Right now I have limited space indoors, and no workshop or garage where I can make a lot of noise or mess. When I need to use my small table saw I haul it outside, which is a pain but possible. Part of my motivation in buying an X-Carve is to replace a bunch of power tools I currently use or hoped to acquire.
The X-carve is an inch or two smaller than my table saw in each dimension, so size should no issue. Two questions I hope to answer so I can figure out where in my house this thing will live:
What is the weight of the assembled 500mm model with spindle?
Is transporting it through the house (a couple rooms away) likely to cause issues with calibration, because of belt/chain tension or anything else?
I think you may want to design a tilting work bench on casters to hold your machine. You will have to move the frame with waste board the power supply and the computer that runs the whole thing. Not easy to carry and not easy to take apart for moving.
Make the base of your bench narrow enough to fit through the narrowest door in your house. If need be make a ramp so you can get it out side the house. CNC routers make a lot of chips fast and are messy.
If you plan on running it inside the house think about an enclosure to contain the mess and a vacuum system to help control the mess.
I think it is possible to move it around. Like Will we move them around to events at MakerFaire, schools, maker spaces, etc.

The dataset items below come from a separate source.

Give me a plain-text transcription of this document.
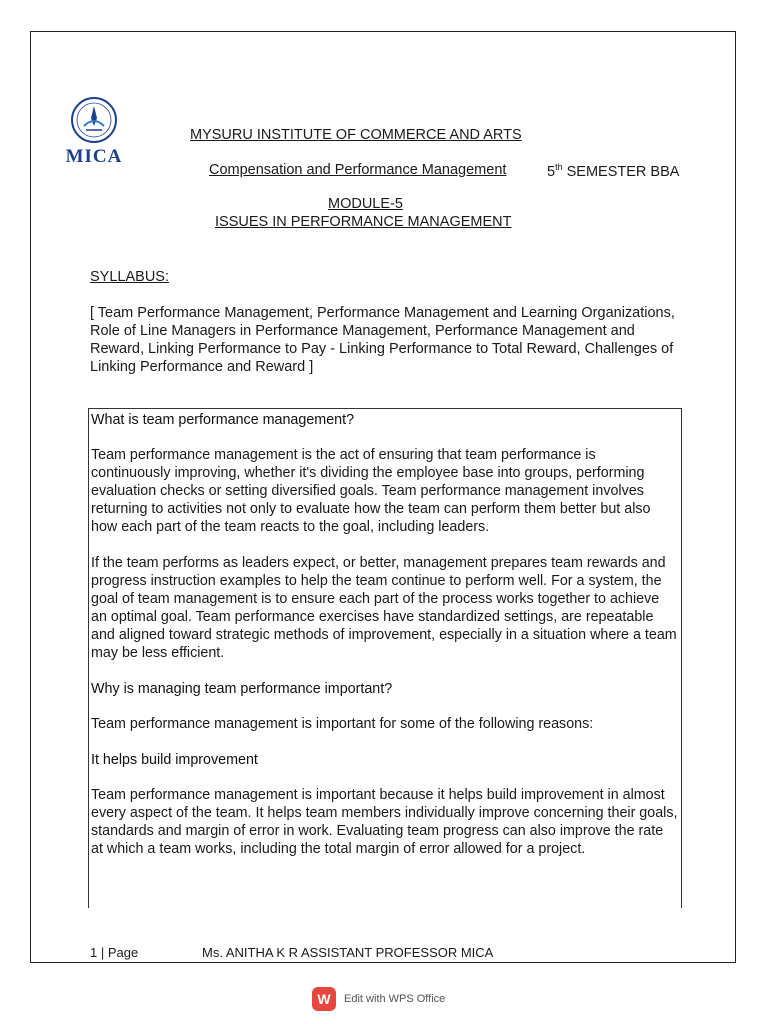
MICA
MYSURU INSTITUTE OF COMMERCE AND ARTS
Compensation and Performance Management	5th SEMESTER BBA
MODULE-5
ISSUES IN PERFORMANCE MANAGEMENT
SYLLABUS:
[ Team Performance Management, Performance Management and Learning Organizations, Role of Line Managers in Performance Management, Performance Management and Reward, Linking Performance to Pay - Linking Performance to Total Reward, Challenges of Linking Performance and Reward ]

What is team performance management?

Team performance management is the act of ensuring that team performance is continuously improving, whether it's dividing the employee base into groups, performing evaluation checks or setting diversified goals. Team performance management involves returning to activities not only to evaluate how the team can perform them better but also how each part of the team reacts to the goal, including leaders.

If the team performs as leaders expect, or better, management prepares team rewards and progress instruction examples to help the team continue to perform well. For a system, the goal of team management is to ensure each part of the process works together to achieve an optimal goal. Team performance exercises have standardized settings, are repeatable and aligned toward strategic methods of improvement, especially in a situation where a team may be less efficient.

Why is managing team performance important?

Team performance management is important for some of the following reasons:

It helps build improvement

Team performance management is important because it helps build improvement in almost every aspect of the team. It helps team members individually improve concerning their goals, standards and margin of error in work. Evaluating team progress can also improve the rate at which a team works, including the total margin of error allowed for a project.

1 | Page	Ms. ANITHA K R ASSISTANT PROFESSOR MICA
W	Edit with WPS Office
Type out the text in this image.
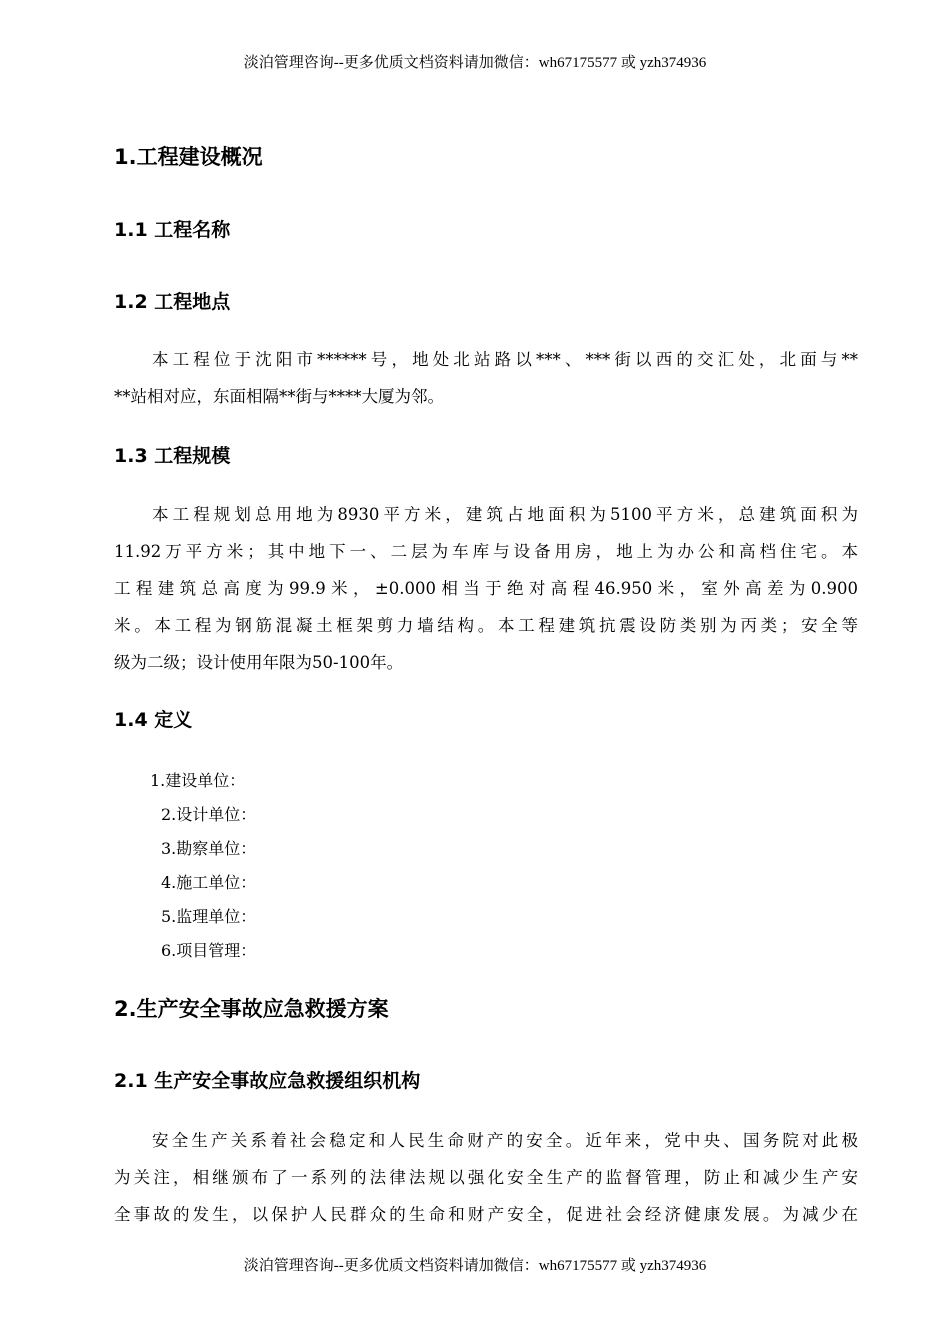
淡泊管理咨询--更多优质文档资料请加微信：wh67175577 或 yzh374936
1.工程建设概况
1.1 工程名称
1.2 工程地点
本工程位于沈阳市******号，地处北站路以***、***街以西的交汇处，北面与**
**站相对应，东面相隔**街与****大厦为邻。
1.3 工程规模
本工程规划总用地为8930平方米，建筑占地面积为5100平方米，总建筑面积为
11.92万平方米；其中地下一、二层为车库与设备用房，地上为办公和高档住宅。本
工程建筑总高度为99.9米，±0.000相当于绝对高程46.950米，室外高差为0.900
米。本工程为钢筋混凝土框架剪力墙结构。本工程建筑抗震设防类别为丙类；安全等
级为二级；设计使用年限为50-100年。
1.4 定义
1.建设单位：
2.设计单位：
3.勘察单位：
4.施工单位：
5.监理单位：
6.项目管理：
2.生产安全事故应急救援方案
2.1 生产安全事故应急救援组织机构
安全生产关系着社会稳定和人民生命财产的安全。近年来，党中央、国务院对此极
为关注，相继颁布了一系列的法律法规以强化安全生产的监督管理，防止和减少生产安
全事故的发生，以保护人民群众的生命和财产安全，促进社会经济健康发展。为减少在
淡泊管理咨询--更多优质文档资料请加微信：wh67175577 或 yzh374936
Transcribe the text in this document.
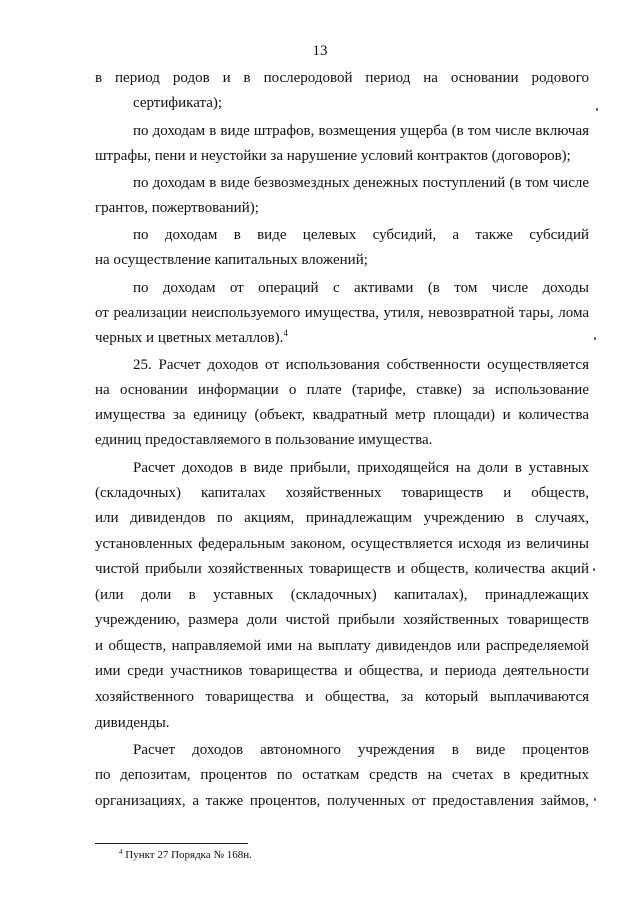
13
в период родов и в послеродовой период на основании родового
сертификата);
по доходам в виде штрафов, возмещения ущерба (в том числе включая
штрафы, пени и неустойки за нарушение условий контрактов (договоров);
по доходам в виде безвозмездных денежных поступлений (в том числе
грантов, пожертвований);
по доходам в виде целевых субсидий, а также субсидий
на осуществление капитальных вложений;
по доходам от операций с активами (в том числе доходы
от реализации неиспользуемого имущества, утиля, невозвратной тары, лома
черных и цветных металлов).$^4$
25. Расчет доходов от использования собственности осуществляется
на основании информации о плате (тарифе, ставке) за использование
имущества за единицу (объект, квадратный метр площади) и количества
единиц предоставляемого в пользование имущества.
Расчет доходов в виде прибыли, приходящейся на доли в уставных
(складочных) капиталах хозяйственных товариществ и обществ,
или дивидендов по акциям, принадлежащим учреждению в случаях,
установленных федеральным законом, осуществляется исходя из величины
чистой прибыли хозяйственных товариществ и обществ, количества акций
(или доли в уставных (складочных) капиталах), принадлежащих
учреждению, размера доли чистой прибыли хозяйственных товариществ
и обществ, направляемой ими на выплату дивидендов или распределяемой
ими среди участников товарищества и общества, и периода деятельности
хозяйственного товарищества и общества, за который выплачиваются
дивиденды.
Расчет доходов автономного учреждения в виде процентов
по депозитам, процентов по остаткам средств на счетах в кредитных
организациях, а также процентов, полученных от предоставления займов,
$^4$ Пункт 27 Порядка № 168н.
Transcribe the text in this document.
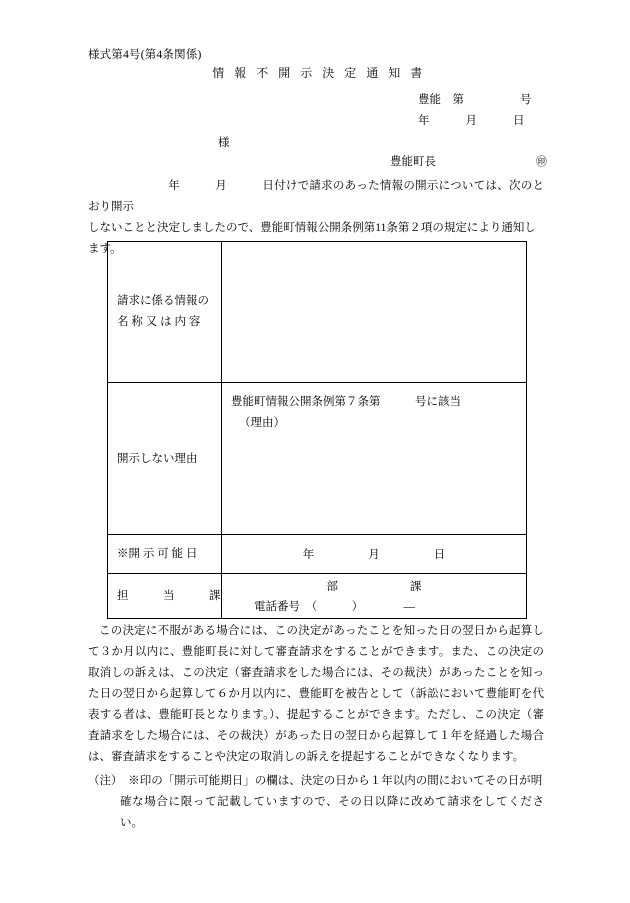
様式第4号(第4条関係)
情 報 不 開 示 決 定 通 知 書
豊能　第	号
年	月	日
様
豊能町長	㊞
年　　　月　　　日付けで請求のあった情報の開示については、次のとおり開示
しないことと決定しましたので、豊能町情報公開条例第11条第２項の規定により通知し
ます。
請求に係る情報の
名 称 又 は 内 容	

開示しない理由	豊能町情報公開条例第７条第　　　号に該当
（理由）

※開 示 可 能 日	年 月 日
担　　　当　　　課	部 課
電話番号　（　　　）　　　　―
この決定に不服がある場合には、この決定があったことを知った日の翌日から起算して３か月以内に、豊能町長に対して審査請求をすることができます。また、この決定の取消しの訴えは、この決定（審査請求をした場合には、その裁決）があったことを知った日の翌日から起算して６か月以内に、豊能町を被告として（訴訟において豊能町を代表する者は、豊能町長となります。）、提起することができます。ただし、この決定（審査請求をした場合には、その裁決）があった日の翌日から起算して１年を経過した場合は、審査請求をすることや決定の取消しの訴えを提起することができなくなります。
（注）　※印の「開示可能期日」の欄は、決定の日から１年以内の間においてその日が明
確な場合に限って記載していますので、その日以降に改めて請求をしてください。
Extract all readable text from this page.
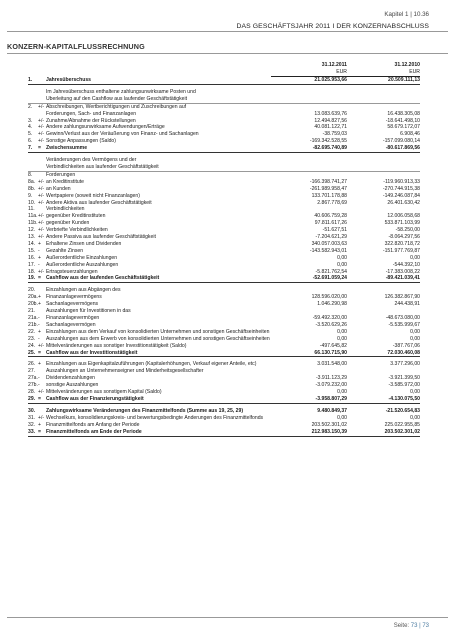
Kapitel 1 | 10.36
DAS GESCHÄFTSJAHR 2011 I DER KONZERNABSCHLUSS
KONZERN-KAPITALFLUSSRECHNUNG
			31.12.2011	31.12.2010
			EUR	EUR
1.		Jahresüberschuss	21.025.953,66	20.509.111,13

		Im Jahresüberschuss enthaltene zahlungsunwirksame Posten und		
		Überleitung auf den Cashflow aus laufender Geschäftstätigkeit		
2.	+/-	Abschreibungen, Wertberichtigungen und Zuschreibungen auf		
		Forderungen, Sach- und Finanzanlagen	13.083.639,76	16.438.305,08
3.	+/-	Zunahme/Abnahme der Rückstellungen	12.494.827,56	-18.641.498,10
4.	+/-	Andere zahlungsunwirksame Aufwendungen/Erträge	40.081.122,71	58.679.172,07
5.	+/-	Gewinn/Verlust aus der Veräußerung von Finanz- und Sachanlagen	-38.759,03	6.908,46
6.	+/-	Sonstige Anpassungen (Saldo)	-169.342.528,55	-157.099.080,14
7.	=	Zwischensumme	-82.695.740,89	-80.617.869,56

		Veränderungen des Vermögens und der		
		Verbindlichkeiten aus laufender Geschäftstätigkeit		
8.		Forderungen		
8a.	+/-	an Kreditinstitute	-166.398.741,27	-119.960.913,33
8b.	+/-	an Kunden	-261.989.958,47	-270.744.915,38
9.	+/-	Wertpapiere (soweit nicht Finanzanlagen)	133.701.178,88	-149.246.087,84
10.	+/-	Andere Aktiva aus laufender Geschäftstätigkeit	2.867.778,69	26.401.630,42
11.		Verbindlichkeiten		
11a.	+/-	gegenüber Kreditinstituten	40.606.759,28	12.006.058,68
11b.	+/-	gegenüber Kunden	97.811.617,26	533.871.103,99
12.	+/-	Verbriefte Verbindlichkeiten	-51.627,51	-58.250,00
13.	+/-	Andere Passiva aus laufender Geschäftstätigkeit	-7.204.621,29	-8.064.297,56
14.	+	Erhaltene Zinsen und Dividenden	340.057.003,63	322.820.718,72
15.	-	Gezahlte Zinsen	-143.582.943,01	-151.977.769,87
16.	+	Außerordentliche Einzahlungen	0,00	0,00
17.	-	Außerordentliche Auszahlungen	0,00	-544.392,10
18.	+/-	Ertragsteuerzahlungen	-5.821.762,54	-17.383.008,22
19.	=	Cashflow aus der laufenden Geschäftstätigkeit	-52.691.059,24	-89.421.039,41

20.		Einzahlungen aus Abgängen des		
20a.	+	Finanzanlagevermögens	128.596.020,00	126.382.867,90
20b.	+	Sachanlagevermögens	1.046.290,98	244.438,91
21.		Auszahlungen für Investitionen in das		
21a.	-	Finanzanlagevermögen	-59.492.320,00	-48.673.080,00
21b.	-	Sachanlagevermögen	-3.520.629,26	-5.535.999,67
22.	+	Einzahlungen aus dem Verkauf von konsolidierten Unternehmen und sonstigen Geschäftseinheiten	0,00	0,00
23.	-	Auszahlungen aus dem Erwerb von konsolidierten Unternehmen und sonstigen Geschäftseinheiten	0,00	0,00
24.	+/-	Mittelveränderungen aus sonstiger Investitionstätigkeit (Saldo)	-497.645,82	-387.767,06
25.	=	Cashflow aus der Investitionstätigkeit	66.130.715,90	72.030.460,08

26.	+	Einzahlungen aus Eigenkapitalzuführungen (Kapitalerhöhungen, Verkauf eigener Anteile, etc)	3.031.548,00	3.377.296,00
27.		Auszahlungen an Unternehmenseigner und Minderheitsgesellschafter		
27a.	-	Dividendenzahlungen	-3.911.123,29	-3.921.399,50
27b.	-	sonstige Auszahlungen	-3.079.232,00	-3.585.972,00
28.	+/-	Mittelveränderungen aus sonstigem Kapital (Saldo)	0,00	0,00
29.	=	Cashflow aus der Finanzierungstätigkeit	-3.958.807,29	-4.130.075,50

30.		Zahlungswirksame Veränderungen des Finanzmittelfonds (Summe aus 19, 25, 29)	9.480.849,37	-21.520.654,83
31.	+/-	Wechselkurs, konsolidierungskreis- und bewertungsbedingte Änderungen des Finanzmittelfonds	0,00	0,00
32.	+	Finanzmittelfonds am Anfang der Periode	203.502.301,02	225.022.955,85
33.	=	Finanzmittelfonds am Ende der Periode	212.983.150,39	203.502.301,02
Seite: 73 | 73
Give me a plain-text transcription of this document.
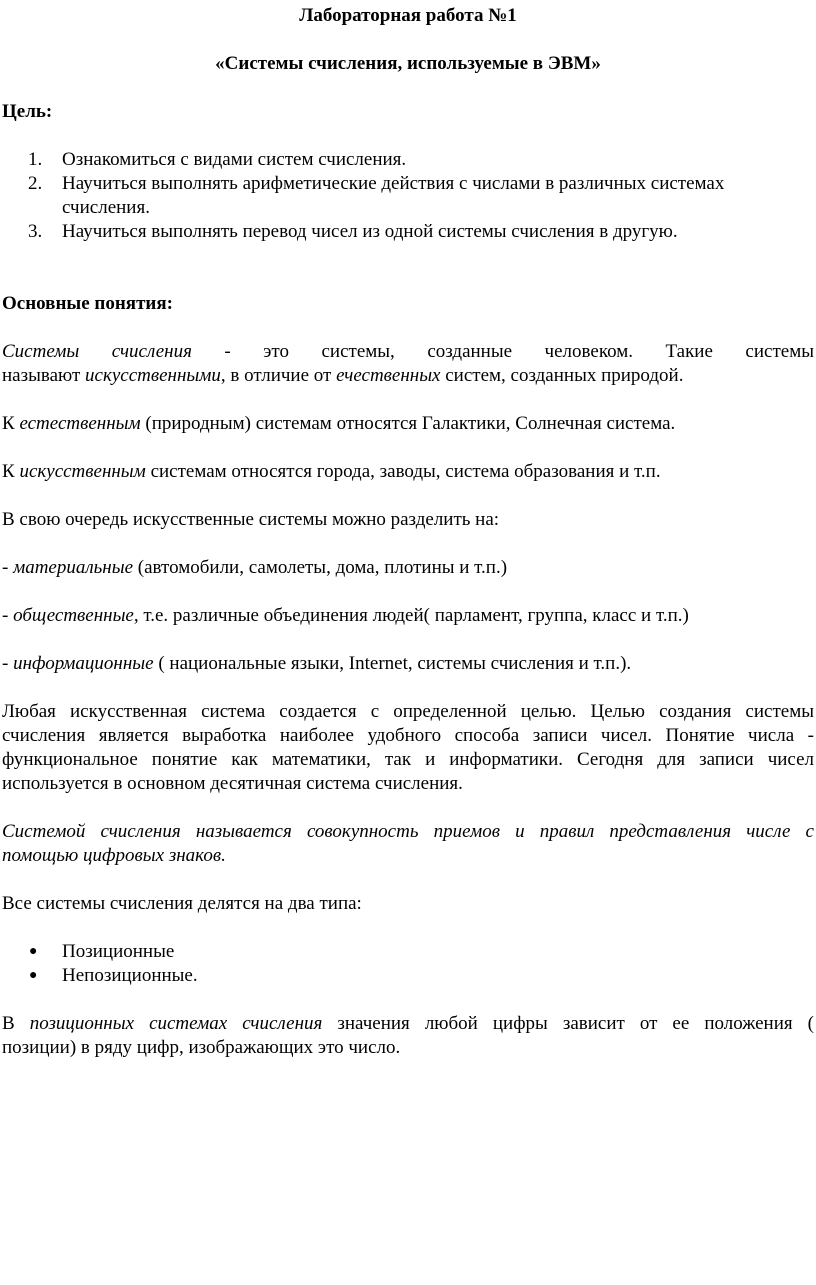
Лабораторная работа №1
«Системы счисления, используемые в ЭВМ»
Цель:
1. Ознакомиться с видами систем счисления.
2. Научиться выполнять арифметические действия с числами в различных системах
счисления.
3. Научиться выполнять перевод чисел из одной системы счисления в другую.
Основные понятия:
Системы счисления - это системы, созданные человеком. Такие системы
называют искусственными, в отличие от ечественных систем, созданных природой.
К естественным (природным) системам относятся Галактики, Солнечная система.
К искусственным системам относятся города, заводы, система образования и т.п.
В свою очередь искусственные системы можно разделить на:
- материальные (автомобили, самолеты, дома, плотины и т.п.)
- общественные, т.е. различные объединения людей( парламент, группа, класс и т.п.)
- информационные ( национальные языки, Internet, системы счисления и т.п.).
Любая искусственная система создается с определенной целью. Целью создания системы
счисления является выработка наиболее удобного способа записи чисел. Понятие числа -
функциональное понятие как математики, так и информатики. Сегодня для записи чисел
используется в основном десятичная система счисления.
Системой счисления называется совокупность приемов и правил представления числе с
помощью цифровых знаков.
Все системы счисления делятся на два типа:
● Позиционные
● Непозиционные.
В позиционных системах счисления значения любой цифры зависит от ее положения (
позиции) в ряду цифр, изображающих это число.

That being said if I was going to be doing it in and out of the house I would probably secure it to a table on wheels or something. Each time you move it you risk pulling out a wire, banging it, moving the gantry and sending electricity backwards through the motors to the shield, and jostling the gshield on the Arduino.
If it was all mounted securely on a tray with handles or a tables on wheels you would minimize the disturbance to the machine each time you moved it. Also in this kind of mobile set up I’d suggest soldering the connections where possible. This will also minimize the connections getting loose or even pulling out as you move it around.
Wow thanks for the quick feedback everyone! I think I’ll try to reserve a spot for it in my office, and make a cover for the sound and dust. Now I just need to make sure I understand the upgrade path to eventually have a work area that will accommodate 2’ x 4’ wood panels.
Is the waste board the same as the working surface? I’ve viewed the introductory material enough to know I need this tool, but haven’t done the deep dive yet. Realistically that won’t happen until I have it assembled in front of me.
When you all are tilting them, does that include the entire X-Carve, so the depth of it folded is only a little more than the height of the tool? If put in that amount of effort to build something I might as well design it to accommodate a larger work surface for when I have the space to store it. Is it basically the “bench” that holds the tool at a good working height that folds up for compactness?
I have put TVS diodes across the main DC from going above a safe value on other projects. I have never done anything on the motor side of the drivers. I am not sure that is possible and you would definitely need to get that approved by the driver manufacturer. It is not as simple as a flyback diode.
The coils will always switch voltages, even at full step. So a standard diode will not work on the motor side of the driver. Microsteppping is done by having some coils have full current and some having partial current.
There are many kinds of diodes, like bidirectional TVS diodes, but I have not seen any used for this type of thing.
I guess my point was if whatever crazy diode let current go both ways it similarly would offer no protection of current flowing backward into the controller board, hence making it worthless to attempt to diode protect motor control lines in the first place.
Some diodes have a set breakdown voltage. They block voltages below a certain threshold. The diode is not placed in normal path of current. It connects the path to ground (or whatever). The diode normally blocks that connection until the voltage goes over a threshold. It then “shorts” it to something to prevent the damage.
There is something like this in the Arduino on the I/O pins. This clamps voltages outside a set range.
I am not suggesting this will work for the motor driver. I am just clarifying the placement of the diode.